What an engaging story that reminds us of the humanity of medicine.
Hang onto your values and fighting to eliminate Social Determinants of Health!
Thank you for your encouragement, ERyan!
I love it, and appreciate your commitment and values and am thrilled that you thought that they had a home in family medicine! We have to try to figure out why victiim-blaming seems so functional for so many others…
Thanks for the feedback, Joshua. Agreed that it’s difficult to diagnose victim-blaming, and even harder to eliminate it. I’ve definitely been guilty of it myself.

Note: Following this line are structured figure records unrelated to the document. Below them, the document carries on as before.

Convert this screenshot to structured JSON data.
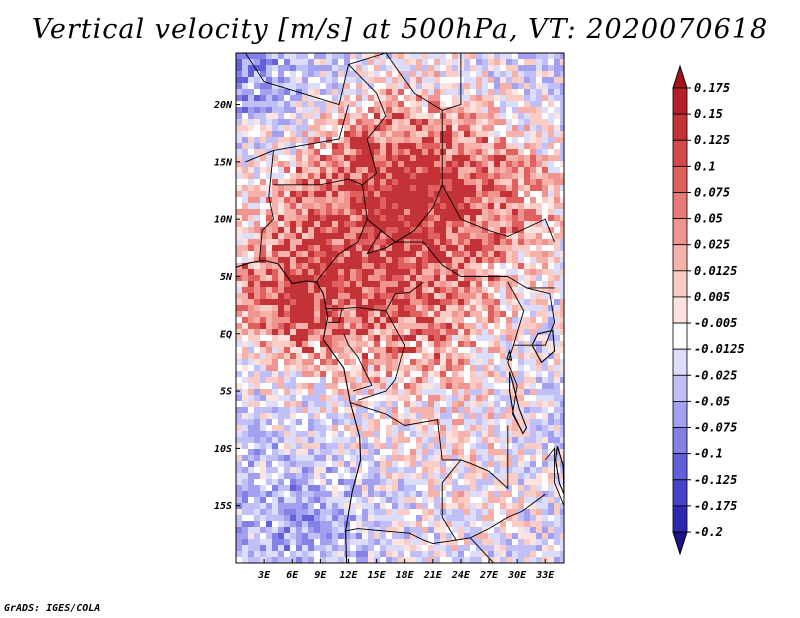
{
  "title": "Vertical velocity [m/s] at 500hPa, VT: 2020070618",
  "footer": "GrADS: IGES/COLA",
  "map": {
    "lat_labels": [
      {
        "lat": 20,
        "label": "20N"
      },
      {
        "lat": 15,
        "label": "15N"
      },
      {
        "lat": 10,
        "label": "10N"
      },
      {
        "lat": 5,
        "label": "5N"
      },
      {
        "lat": 0,
        "label": "EQ"
      },
      {
        "lat": -5,
        "label": "5S"
      },
      {
        "lat": -10,
        "label": "10S"
      },
      {
        "lat": -15,
        "label": "15S"
      }
    ],
    "lon_labels": [
      {
        "lon": 3,
        "label": "3E"
      },
      {
        "lon": 6,
        "label": "6E"
      },
      {
        "lon": 9,
        "label": "9E"
      },
      {
        "lon": 12,
        "label": "12E"
      },
      {
        "lon": 15,
        "label": "15E"
      },
      {
        "lon": 18,
        "label": "18E"
      },
      {
        "lon": 21,
        "label": "21E"
      },
      {
        "lon": 24,
        "label": "24E"
      },
      {
        "lon": 27,
        "label": "27E"
      },
      {
        "lon": 30,
        "label": "30E"
      },
      {
        "lon": 33,
        "label": "33E"
      }
    ],
    "lon_range": [
      0,
      35
    ],
    "lat_range": [
      -20,
      24.5
    ]
  },
  "colorbar": {
    "levels": [
      {
        "label": "0.175",
        "color": "#b51f2a"
      },
      {
        "label": "0.15",
        "color": "#c33236"
      },
      {
        "label": "0.125",
        "color": "#d34a4a"
      },
      {
        "label": "0.1",
        "color": "#e06060"
      },
      {
        "label": "0.075",
        "color": "#e87a78"
      },
      {
        "label": "0.05",
        "color": "#f0948f"
      },
      {
        "label": "0.025",
        "color": "#f6b1ab"
      },
      {
        "label": "0.0125",
        "color": "#f9ccc6"
      },
      {
        "label": "0.005",
        "color": "#fce3df"
      },
      {
        "label": "-0.005",
        "color": "#ffffff"
      },
      {
        "label": "-0.0125",
        "color": "#dcdcfb"
      },
      {
        "label": "-0.025",
        "color": "#c1c0f6"
      },
      {
        "label": "-0.05",
        "color": "#a3a1ef"
      },
      {
        "label": "-0.075",
        "color": "#8380e6"
      },
      {
        "label": "-0.1",
        "color": "#6360da"
      },
      {
        "label": "-0.125",
        "color": "#4740c8"
      },
      {
        "label": "-0.175",
        "color": "#2f28b0"
      },
      {
        "label": "-0.2",
        "color": "#201a98"
      }
    ],
    "top_arrow_color": "#a3141c",
    "bottom_arrow_color": "#1a1488"
  },
  "palette": {
    "background_blue": "#c6c5f2",
    "background_pink": "#f6c9c2"
  }
}
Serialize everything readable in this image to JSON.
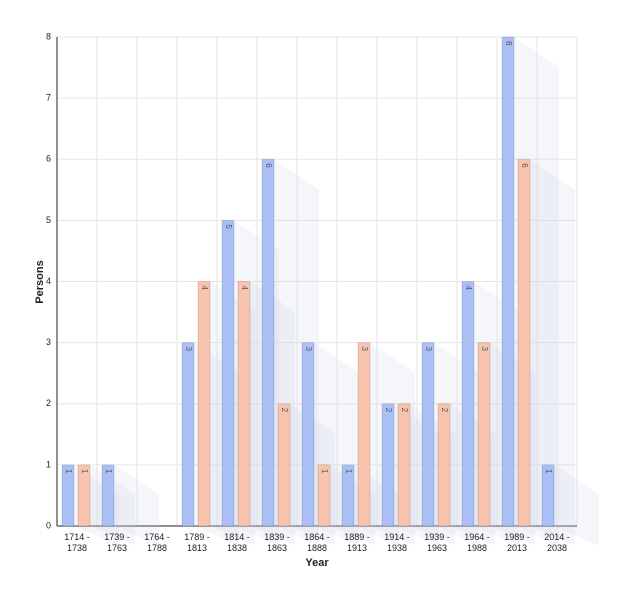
{
  "chart_data": {
    "type": "bar",
    "x_label": "Year",
    "y_label": "Persons",
    "categories": [
      "1714 - 1738",
      "1739 - 1763",
      "1764 - 1788",
      "1789 - 1813",
      "1814 - 1838",
      "1839 - 1863",
      "1864 - 1888",
      "1889 - 1913",
      "1914 - 1938",
      "1939 - 1963",
      "1964 - 1988",
      "1989 - 2013",
      "2014 - 2038"
    ],
    "series": [
      {
        "color": "#aabff6",
        "values": [
          1,
          1,
          null,
          3,
          5,
          6,
          3,
          1,
          2,
          3,
          4,
          8,
          1
        ]
      },
      {
        "color": "#f8c4ae",
        "values": [
          1,
          null,
          null,
          4,
          4,
          2,
          1,
          3,
          2,
          2,
          3,
          6,
          null
        ]
      }
    ],
    "ylim": [
      0,
      8
    ],
    "yticks": [
      0,
      1,
      2,
      3,
      4,
      5,
      6,
      7,
      8
    ],
    "grid": true
  }
}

I tend to think of the services doctors provide as coming in two parts. The first and most obvious are the things we do to directly impact on health – give medications, perform procedures, etc. The health benefits of these are obvious. However, the art of medicine plays enormously into the second part of service, and that is increasing patient resiliency. This is much harder to quantify, and encompasses mood, spirituality, connectivity, and meaning. Whatever else you could not provide your patient, you improved his resiliency so he can continue to fight against the difficulties he faces. Joining him as an ally to help with that fight goes even farther in bringing him – and all such patients – better health. Kudos to you for being such an accomplished medical artist, especially so early in your training!
Thank you for your uplifting comments, Rick! Love the way you put it-patient “resiliency” and empowerment really are the endpoints we doctors push our patients toward. Even in seemingly pure clinical interactions, we hope that patients can overcome barriers to take the meds we’ve prescribed, show up to appointments, etc.
Thanks for sharing why you chose family medicine. This was a very engaging story. It’s unfortunate that you had to have such a sad patient encounter, but I am sure that it’ll make you any amazing family medicine physician.
Wonderful story Mawusi!!
Very insightful! Thanks, Mawusi!
This is beautiful, love this!
What a beautiful story of evolution!
You make me miss family medicine. Sorta. Haha!